By Paul Kelly and Troy Bramston
This is an updated version of Kelly’s earlier analysis of the Nov 1975 dismissal of Gough Whitlam. The new volume has additional input from Troy Bramston and research previously unavailable material most particularly the papers of Garfield Barwick. It has to be understood that Kelly has become more conservative over the years and this shows at times in the analysis. There are appendices that include detailed original documentation which is examined carefully in the text.
Much is made of a note Malcolm Fraser says he made of a telephone conversation he had with Kerr which indicates that he was given advance notification and made agreements that protected Kerr’s interests.
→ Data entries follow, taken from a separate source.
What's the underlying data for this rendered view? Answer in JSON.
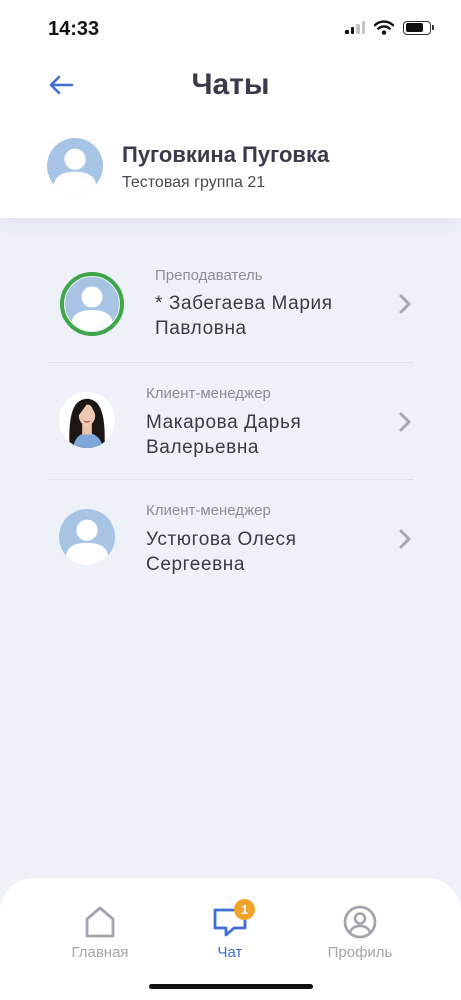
{
  "status_bar": {
    "time": "14:33",
    "battery_level": 0.78,
    "signal_bars_active": 2,
    "signal_bars_total": 4
  },
  "header": {
    "title": "Чаты",
    "back_icon": "arrow-left-icon"
  },
  "user": {
    "name": "Пуговкина Пуговка",
    "group": "Тестовая группа 21",
    "avatar_icon": "user-placeholder-icon"
  },
  "chats": [
    {
      "role": "Преподаватель",
      "name_line1": "* Забегаева Мария",
      "name_line2": "Павловна",
      "avatar": "user-placeholder-icon",
      "online": true
    },
    {
      "role": "Клиент-менеджер",
      "name_line1": "Макарова Дарья",
      "name_line2": "Валерьевна",
      "avatar": "photo-portrait",
      "online": false
    },
    {
      "role": "Клиент-менеджер",
      "name_line1": "Устюгова Олеся",
      "name_line2": "Сергеевна",
      "avatar": "user-placeholder-icon",
      "online": false
    }
  ],
  "tabs": [
    {
      "label": "Главная",
      "icon": "home-icon",
      "active": false
    },
    {
      "label": "Чат",
      "icon": "chat-icon",
      "active": true,
      "badge": "1"
    },
    {
      "label": "Профиль",
      "icon": "profile-icon",
      "active": false
    }
  ],
  "colors": {
    "accent": "#3d6dd6",
    "online_ring": "#3fa64a",
    "avatar_bg": "#a8c4e5",
    "badge": "#f1a22a",
    "background": "#eef1f8"
  }
}
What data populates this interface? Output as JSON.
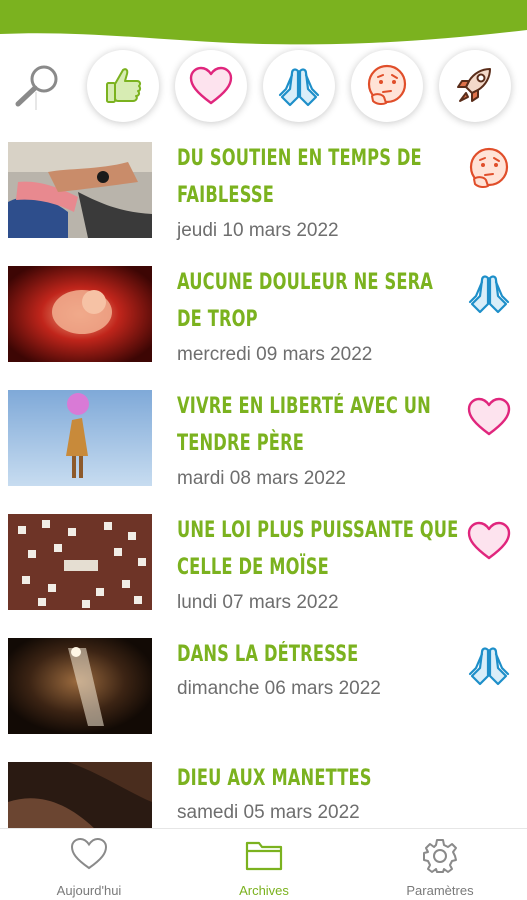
{
  "header": {
    "brand_color": "#7bb21f"
  },
  "filters": [
    {
      "icon": "thumbs-up-icon"
    },
    {
      "icon": "heart-icon"
    },
    {
      "icon": "praying-hands-icon"
    },
    {
      "icon": "thinking-face-icon"
    },
    {
      "icon": "rocket-icon"
    }
  ],
  "articles": [
    {
      "title": "DU SOUTIEN EN TEMPS DE FAIBLESSE",
      "date": "jeudi 10 mars 2022",
      "category_icon": "thinking-face-icon"
    },
    {
      "title": "AUCUNE DOULEUR NE SERA DE TROP",
      "date": "mercredi 09 mars 2022",
      "category_icon": "praying-hands-icon"
    },
    {
      "title": "VIVRE EN LIBERTÉ AVEC UN TENDRE PÈRE",
      "date": "mardi 08 mars 2022",
      "category_icon": "heart-icon"
    },
    {
      "title": "UNE LOI PLUS PUISSANTE QUE CELLE DE MOÏSE",
      "date": "lundi 07 mars 2022",
      "category_icon": "heart-icon"
    },
    {
      "title": "DANS LA DÉTRESSE",
      "date": "dimanche 06 mars 2022",
      "category_icon": "praying-hands-icon"
    },
    {
      "title": "DIEU AUX MANETTES",
      "date": "samedi 05 mars 2022",
      "category_icon": ""
    }
  ],
  "nav": {
    "today_label": "Aujourd'hui",
    "archives_label": "Archives",
    "settings_label": "Paramètres",
    "active": "archives"
  }
}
There is a great deal of careful argument – too much for some – but the position remains the same, that there was a collision of interests between a Liberal with a ‘born to rule’ at any costs mentality, a deeply flawed, defensive and fearful GG and a dismissive man who failed fatally to question his own judgement – all in a context of political and economic turmoil. Any external involvement is treated as being unlikely.
Kerr continues to emerge from analyses such as these a sad individual for whom only some can find pity. His internal logic and responses led him inevitably to his disastrous decision which one reviewer summed up …
Kerr had wildly misjudged the consequences of his actions on November 11. He could have been a hero if he had confronted Whitlam in advance but, too clever by half, he rejected that option.